There were 123 households, of which 27.6% had children under the age of 18 living with them, 42.3% were married couples living together, 11.4% had a female householder with no husband present, 4.1% had a male householder with no wife present, and 42.3% were non-families. 39.0% of all households were made up of individuals, and 24.4% had someone living alone who was 65 years of age or older. The average household size was 2.24 and the average family size was 3.03.

The median age in the city was 44.1 years. 23.3% of residents were under the age of 18; 8.8% were between the ages of 18 and 24; 19.6% were from 25 to 44; 25.9% were from 45 to 64; and 22.5% were 65 years of age or older. The gender makeup of the city was 48.0% male and 52.0% female.

===2000 census===
As of the census of 2000, there were 308 people, 133 households, and 75 families residing in the city. The population density was 673.4 PD/sqmi.
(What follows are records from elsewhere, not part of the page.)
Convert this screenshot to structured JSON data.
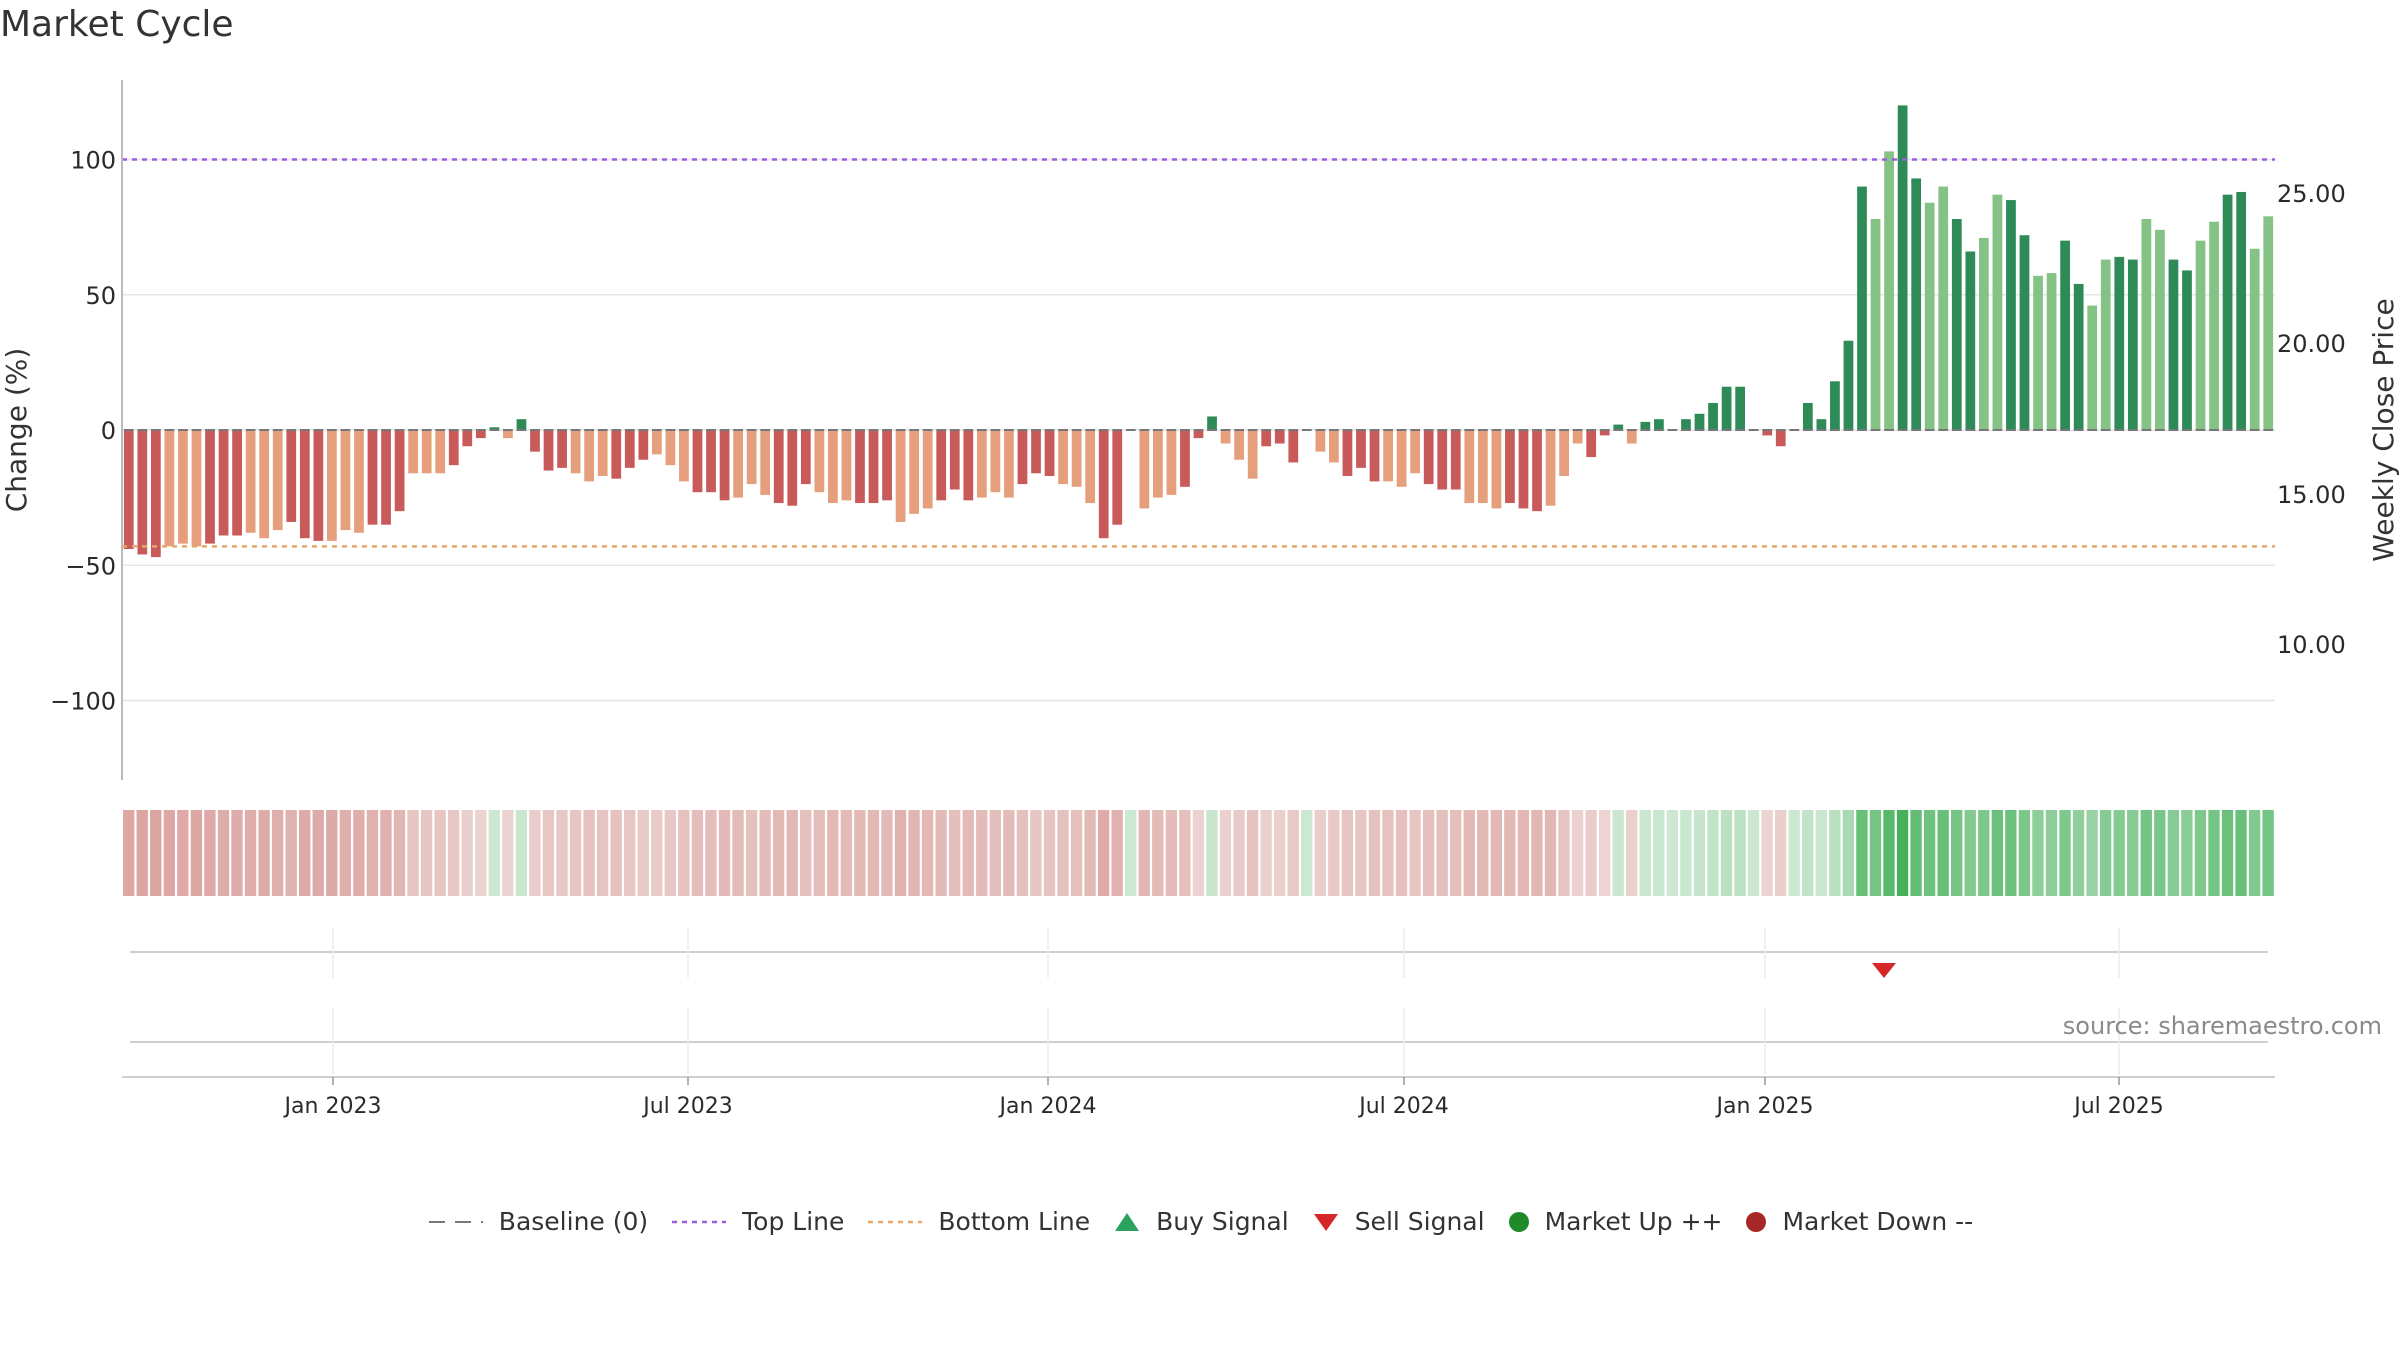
{
  "title": "Market Cycle",
  "source": "source: sharemaestro.com",
  "chart_data": {
    "type": "bar",
    "y_left": {
      "label": "Change (%)",
      "ticks": [
        100,
        50,
        0,
        -50,
        -100
      ],
      "tick_labels": [
        "100",
        "50",
        "0",
        "−50",
        "−100"
      ],
      "range": [
        -128,
        130
      ]
    },
    "y_right": {
      "label": "Weekly Close Price",
      "ticks": [
        25,
        20,
        15,
        10
      ],
      "tick_labels": [
        "25.00",
        "20.00",
        "15.00",
        "10.00"
      ]
    },
    "x_ticks": [
      "Jan 2023",
      "Jul 2023",
      "Jan 2024",
      "Jul 2024",
      "Jan 2025",
      "Jul 2025"
    ],
    "top_line": 100,
    "bottom_line": -43,
    "values": [
      -44,
      -46,
      -47,
      -43,
      -42,
      -43,
      -42,
      -39,
      -39,
      -38,
      -40,
      -37,
      -34,
      -40,
      -41,
      -41,
      -37,
      -38,
      -35,
      -35,
      -30,
      -16,
      -16,
      -16,
      -13,
      -6,
      -3,
      1,
      -3,
      4,
      -8,
      -15,
      -14,
      -16,
      -19,
      -17,
      -18,
      -14,
      -11,
      -9,
      -13,
      -19,
      -23,
      -23,
      -26,
      -25,
      -20,
      -24,
      -27,
      -28,
      -20,
      -23,
      -27,
      -26,
      -27,
      -27,
      -26,
      -34,
      -31,
      -29,
      -26,
      -22,
      -26,
      -25,
      -23,
      -25,
      -20,
      -16,
      -17,
      -20,
      -21,
      -27,
      -40,
      -35,
      0,
      -29,
      -25,
      -24,
      -21,
      -3,
      5,
      -5,
      -11,
      -18,
      -6,
      -5,
      -12,
      0,
      -8,
      -12,
      -17,
      -14,
      -19,
      -19,
      -21,
      -16,
      -20,
      -22,
      -22,
      -27,
      -27,
      -29,
      -27,
      -29,
      -30,
      -28,
      -17,
      -5,
      -10,
      -2,
      2,
      -5,
      3,
      4,
      0,
      4,
      6,
      10,
      16,
      16,
      0,
      -2,
      -6,
      0,
      10,
      4,
      18,
      33,
      90,
      78,
      103,
      120,
      93,
      84,
      90,
      78,
      66,
      71,
      87,
      85,
      72,
      57,
      58,
      70,
      54,
      46,
      63,
      64,
      63,
      78,
      74,
      63,
      59,
      70,
      77,
      87,
      88,
      67,
      79
    ],
    "signals": [
      {
        "type": "Sell Signal",
        "date": "Apr 2025"
      }
    ],
    "legend": [
      "Baseline (0)",
      "Top Line",
      "Bottom Line",
      "Buy Signal",
      "Sell Signal",
      "Market Up ++",
      "Market Down --"
    ]
  },
  "colors": {
    "red_strong": "#c85a5a",
    "red_light": "#e59f7c",
    "green_strong": "#2e8b57",
    "green_light": "#85c285",
    "top_line": "#9a5ee0",
    "bottom_line": "#e5a86a",
    "buy": "#2ca25f",
    "sell": "#d62728",
    "market_up": "#1f8a2a",
    "market_down": "#a82828"
  }
}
There were 148 housing units at an average density of 323.6 /sqmi. The racial makeup of the city was 99.68% White and 0.32% Native American.

There were 133 households, out of which 28.6% had children under the age of 18 living with them, 47.4% were married couples living together, 6.0% had a female householder with no husband present, and 42.9% were non-families. 40.6% of all households were made up of individuals, and 18.8% had someone living alone who was 65 years of age or older. The average household size was 2.32 and the average family size was 3.17.

In the city the population was spread out, with 28.9% under the age of 18, 4.9% from 18 to 24, 26.0% from 25 to 44, 24.7% from 45 to 64, and 15.6% who were 65 years of age or older. The median age was 37 years. For every 100 females, there were 85.5 males. For every 100 females age 18 and over, there were 90.4 males.

The median income for a household in the city was $17,500, and the median income for a family was $23,438. Males had a median income of $21,042 versus $18,625 for females. The per capita income for the city was $10,369. About 19.5% of families and 27.1% of the population were below the poverty line, including 22.6% of those under the age of eighteen and 33.3% of those 65 or over.